The resolution of intent to annex the property passed unanimously Monday, with all members of the Commission present except Jan Howlett of Ward 1. Monday’s vote does not approve the annexation, but merely signals the city’s intent to do so. The city must allow for a 20-day public comment period before finalizing the annexation. A public hearing on the annexation request has been set for Monday, June 6.
In other business Monday, the Commission unanimously approved a new youth curfew law on a second reading, meaning the ordinance is now in effect. A similar ordinance was eliminated by accident during a routine recodification process in 2017, and the Polson Police Department requested an amendment to help them better manage potential illegal activity by minors late at night.
The ordinance prohibits minors under the age of 18 from loitering upon or frequenting the streets, alleys or city property within city limits from 10 p.m. to 6 a.m. Sunday through Thursday, or midnight to 6 a.m. Friday and Saturday. It also sets a penalty for an infraction at a $75 fine and/or up to 10 hours of community service.
Police Capt. George Simpson reiterated Monday night that the ordinance is needed as a tool for law enforcement to deal with illegal activity. He said minors on city streets or property for legitimate reasons, such as going to a job, would not be cited as long as they have permission from a parent or guardian.
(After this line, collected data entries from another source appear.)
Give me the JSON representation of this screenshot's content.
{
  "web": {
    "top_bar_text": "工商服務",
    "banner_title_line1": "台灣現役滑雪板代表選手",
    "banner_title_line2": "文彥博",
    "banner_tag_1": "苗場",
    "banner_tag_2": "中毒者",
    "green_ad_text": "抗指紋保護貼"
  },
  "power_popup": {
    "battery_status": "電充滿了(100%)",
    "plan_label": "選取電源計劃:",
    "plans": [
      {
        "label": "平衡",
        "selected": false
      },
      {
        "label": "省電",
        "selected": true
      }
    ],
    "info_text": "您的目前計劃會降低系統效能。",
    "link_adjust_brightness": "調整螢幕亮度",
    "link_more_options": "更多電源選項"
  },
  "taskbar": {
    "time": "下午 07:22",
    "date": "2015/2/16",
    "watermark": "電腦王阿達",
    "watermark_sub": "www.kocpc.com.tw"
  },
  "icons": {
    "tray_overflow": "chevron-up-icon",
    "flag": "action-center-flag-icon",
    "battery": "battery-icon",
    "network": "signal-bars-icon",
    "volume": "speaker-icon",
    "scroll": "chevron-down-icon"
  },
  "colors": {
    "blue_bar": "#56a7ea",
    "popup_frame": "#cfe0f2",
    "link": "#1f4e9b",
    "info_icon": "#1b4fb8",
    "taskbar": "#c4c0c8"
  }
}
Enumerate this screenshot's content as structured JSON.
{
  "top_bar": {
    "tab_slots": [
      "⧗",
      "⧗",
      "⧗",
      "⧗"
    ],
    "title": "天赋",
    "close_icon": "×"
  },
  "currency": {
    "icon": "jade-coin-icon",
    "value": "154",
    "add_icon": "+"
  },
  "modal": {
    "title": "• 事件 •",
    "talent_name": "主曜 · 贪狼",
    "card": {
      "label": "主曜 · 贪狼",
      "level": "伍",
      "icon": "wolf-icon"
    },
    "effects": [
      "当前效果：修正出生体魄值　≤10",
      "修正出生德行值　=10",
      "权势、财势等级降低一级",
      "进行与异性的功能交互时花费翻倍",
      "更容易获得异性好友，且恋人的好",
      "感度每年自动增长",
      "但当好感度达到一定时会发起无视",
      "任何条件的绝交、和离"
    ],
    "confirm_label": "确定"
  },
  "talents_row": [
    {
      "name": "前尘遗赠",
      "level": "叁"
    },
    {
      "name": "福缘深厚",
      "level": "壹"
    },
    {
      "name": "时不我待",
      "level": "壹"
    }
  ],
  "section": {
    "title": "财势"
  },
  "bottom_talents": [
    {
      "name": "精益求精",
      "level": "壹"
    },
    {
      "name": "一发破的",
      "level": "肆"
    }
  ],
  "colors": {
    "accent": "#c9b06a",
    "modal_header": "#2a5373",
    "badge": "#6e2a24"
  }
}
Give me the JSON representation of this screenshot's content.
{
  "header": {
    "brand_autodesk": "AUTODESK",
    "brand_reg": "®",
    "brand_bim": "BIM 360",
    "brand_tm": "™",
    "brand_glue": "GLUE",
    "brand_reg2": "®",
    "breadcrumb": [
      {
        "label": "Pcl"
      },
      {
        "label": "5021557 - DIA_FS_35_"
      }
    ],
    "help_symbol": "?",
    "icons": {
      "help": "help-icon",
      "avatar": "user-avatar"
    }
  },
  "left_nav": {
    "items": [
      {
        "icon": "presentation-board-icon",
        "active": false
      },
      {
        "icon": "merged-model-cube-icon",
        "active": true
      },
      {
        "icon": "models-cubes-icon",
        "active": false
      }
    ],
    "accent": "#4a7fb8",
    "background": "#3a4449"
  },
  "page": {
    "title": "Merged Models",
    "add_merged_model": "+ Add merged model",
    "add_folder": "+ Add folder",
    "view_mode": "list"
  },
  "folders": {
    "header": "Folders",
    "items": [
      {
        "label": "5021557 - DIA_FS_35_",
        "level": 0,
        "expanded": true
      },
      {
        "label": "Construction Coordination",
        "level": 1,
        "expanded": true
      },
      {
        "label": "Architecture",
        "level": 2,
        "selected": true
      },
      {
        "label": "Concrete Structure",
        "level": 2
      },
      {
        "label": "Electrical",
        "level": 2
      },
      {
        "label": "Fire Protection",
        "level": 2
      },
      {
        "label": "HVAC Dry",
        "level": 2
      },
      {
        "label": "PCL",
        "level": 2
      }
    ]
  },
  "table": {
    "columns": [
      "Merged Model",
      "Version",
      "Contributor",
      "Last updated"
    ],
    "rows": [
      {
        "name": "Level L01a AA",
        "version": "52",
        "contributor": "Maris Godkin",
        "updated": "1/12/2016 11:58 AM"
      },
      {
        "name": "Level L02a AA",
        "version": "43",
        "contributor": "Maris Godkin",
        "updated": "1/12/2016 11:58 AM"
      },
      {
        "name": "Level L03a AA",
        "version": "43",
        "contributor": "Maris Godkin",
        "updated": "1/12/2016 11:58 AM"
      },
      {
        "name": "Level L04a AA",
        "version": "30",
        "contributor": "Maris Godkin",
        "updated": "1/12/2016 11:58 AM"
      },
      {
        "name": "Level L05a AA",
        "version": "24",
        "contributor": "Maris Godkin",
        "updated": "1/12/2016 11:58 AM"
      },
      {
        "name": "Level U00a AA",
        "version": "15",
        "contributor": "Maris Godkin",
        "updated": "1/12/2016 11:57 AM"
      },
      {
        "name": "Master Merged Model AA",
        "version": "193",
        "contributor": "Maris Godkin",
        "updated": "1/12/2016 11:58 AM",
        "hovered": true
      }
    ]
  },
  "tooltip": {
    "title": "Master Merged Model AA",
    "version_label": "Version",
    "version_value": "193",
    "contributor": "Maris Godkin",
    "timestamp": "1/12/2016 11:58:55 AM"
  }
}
Commissioners also denied a variance request to the city’s development code for a multi-family residential project at 502 10th Ave. Developers were seeking to build 100% of the parking for the project at the front of the property. City staff recommended a denial of the request, stating that compliance does not present a hardship, which is a condition of granting such a variance.
The Commission also voted unanimously to approve a Polson Redevelopment Agency grant request of $12,000 from the city’s Tax Increment Financing fund to the owners of Baypointe Condominium Association for rehabilitation improvements to the residential complex on Kootenai Avenue facing Salish Point Park. The cost of the project is estimated at $30,200.